Бывшие однокурсники молчат. Видимо, не совсем понятно.

— Ну, жесткий контур! Чего непонятно-то? Варим по очереди обратно-ступенчатым швом каждую сторону листа, — поясняет Сергей. — Шов усаживается, тянет лист к себе, а скобы не пускают. И никаких короблений, выпучин, вмятин. В общем, лист встает на место, как надо...

На Сергея посматривают с уважением. Это ведь не какие-нибудь рассказы о новых модах, увиденных в Ялте. Он и сам чувствует это. Ему хочется сделать хлопцам что-то приятное. Но что?

Он молча надевает пальто, натягивает кепку. За окнами темень, на стекле серебряная насечка мороза. Сергей уходит.

Ребята спохватываются: шарфик оставил. Витька Селезнев, длинный, нескладный, бежит за Сергеем.

— Возьми, забыл!

Сергей хрипло отвечает:

— Пусть останется. Понимаешь, на работу неудобно ходить. Испачкаю быстро...

Витька молчит. И только руку жмет другу крепче, чем обычно.

— Витька, а как новичок у вас, прижился? — напоследок спрашивает Сергей и ревниво ждет ответа.

— Мы часто вспоминаем тебя, Сережа. С тобой было веселее. А вообще-то он парень ничего. Ты заходи, Сережа, мы тебя с ним познакомим... Да, ты знаешь, старик, тут о тебе все Светлана спрашивает. Что ей передать?

— Светлана? — пробует схитрить Сергей. — Ах да, Кукайтис... А чего передать? Скажи, в порядке.

— Зашел бы, — предлагает Витька, — они опять нынче в двести двадцатой поселились... Четверо девчат иэ нашей группы. А у нее день рождения скоро...

— Потом как-нибудь. — машет рукой Сергей и деланно смеется — Знаешь, как Саади писал? Блажен. кто жизнь в лишениях влачит, не внемля плоти, что «давай!» кричит...

— Брось, Сергей. — Витька морщится, — не идет тебе этот тон. Не нравится мне это...

— Кури, — протягивает Сергей зеленую пачку сигарет.

— «Новость»? — изумляется Витька. — Их днем с огнем у нас не найдешь...
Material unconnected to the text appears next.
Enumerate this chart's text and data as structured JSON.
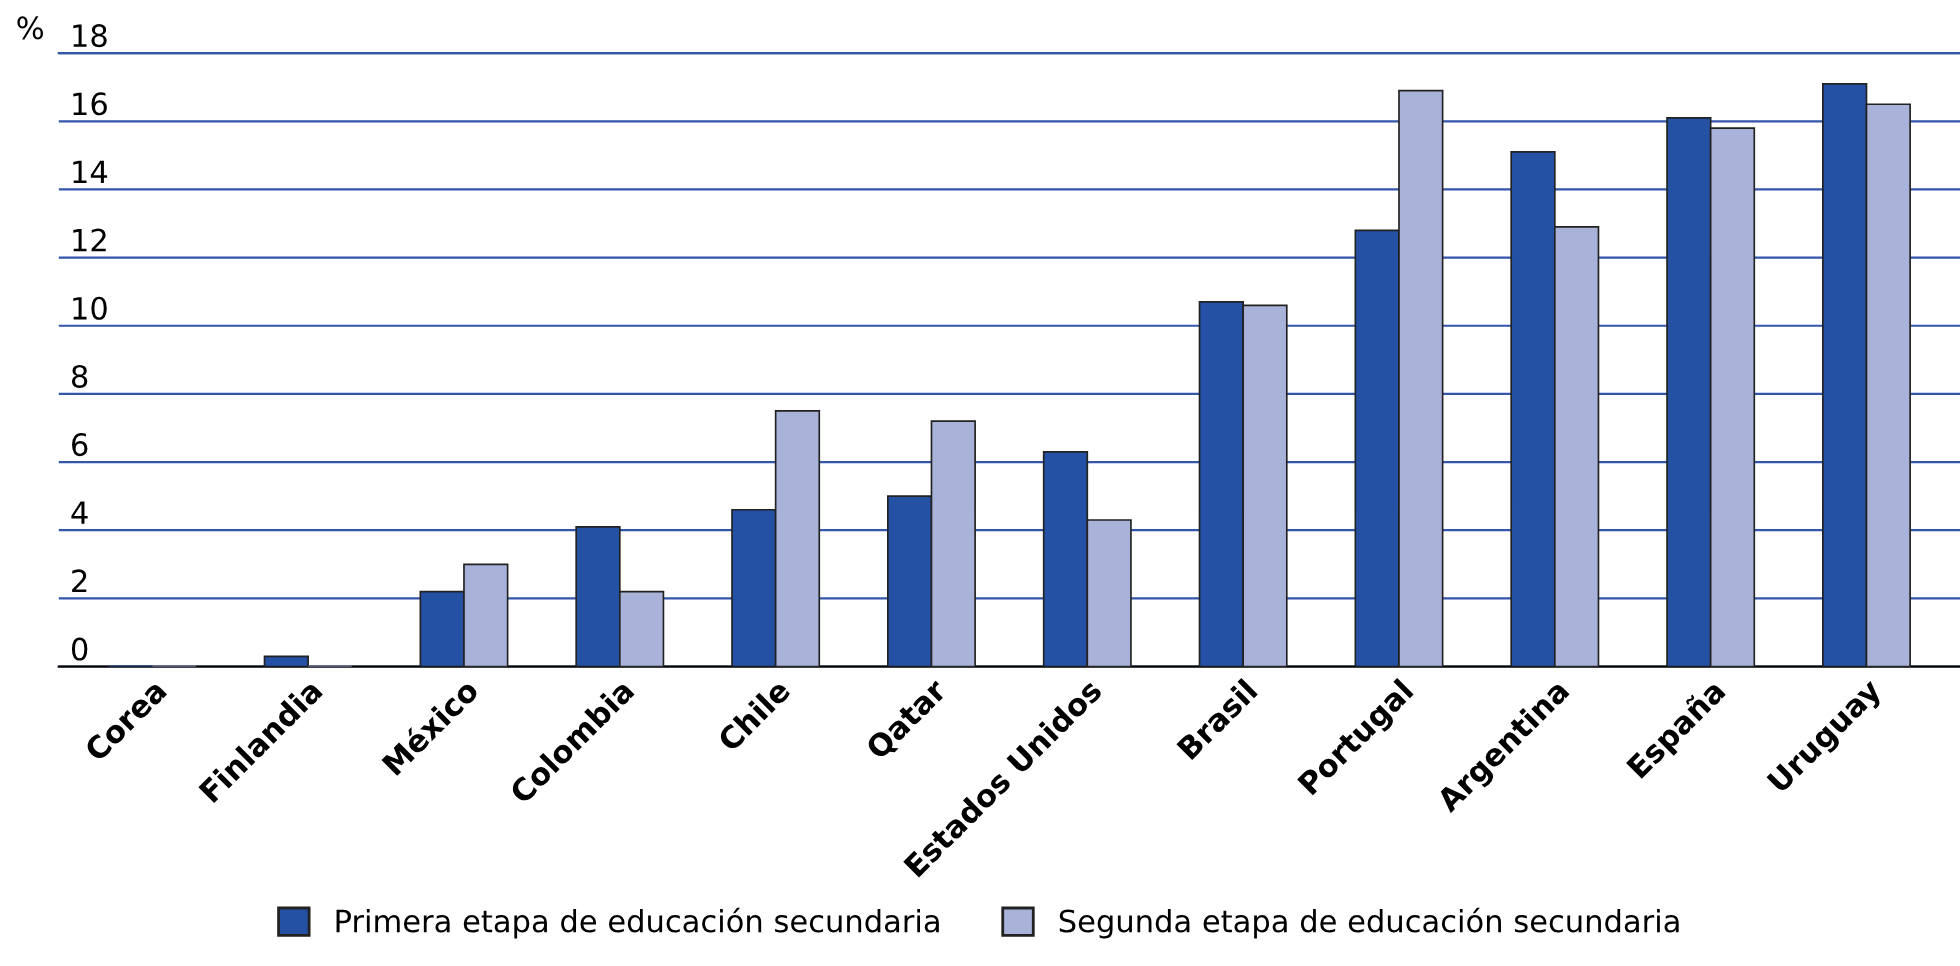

— Уметь надо. Возьми, если хочешь, всю пачку. — Сергей глубоко затягивается, засовывает руки в карманы, покачивается с носков на пятки. — Буфетчица у нас есть. Перемигнулся, в кино сводил и — порядок! Правда, она немного постарше...

— Ты что? Всерьез? — перебивает его Витька. Губы у Витьки дрожат, белесые брови недоуменно подняты. — Не! — Он возвращает пачку сигарет. — Я-то думал, переживаешь... С ребятами к директору ходили... А ты, а ты...

— Что я? — Сергей бешено перегнал по губе сигаретку, сощурился. — Не нравится? А ты хоть раз зашел ко мне? Спросил, как я? Испачкаться боишься? Скоро при встречах узнавать перестанешь!

— Да ты брось, Серега! — Голос у Витьки сиплый. — Сам знаешь, курсовых проектов навалили, некогда в кино даже сходить.., А вообще-то, конечно, по-свински я вел себя...

— Ладно, ладно, — перебивает его Сергей. — Только не ищи ты правду у Тузикова. Выворотный он, понял? Вот такие, как он, и есть стиляги. Под любой стиль подделываются... Потому что своего-то нет у него ничего...

Они стоят в вестибюле общежития возле окна. Мимо них то и дело пробегают незнакомые парни и девушки с рулонами и папками, степенно, группой прошли дипломники. Сергей многих из них знает, как обычно знают во всех вузах старшекурсников. И они его знают, потому что видели, когда он играл в баскетбольной факультетской команде. Они скоро придут на завод и, очень может статься, попадут в их цех, а Сергей будет под командой у кого-нибудь из них. Он поморщился, представив себе эту встречу...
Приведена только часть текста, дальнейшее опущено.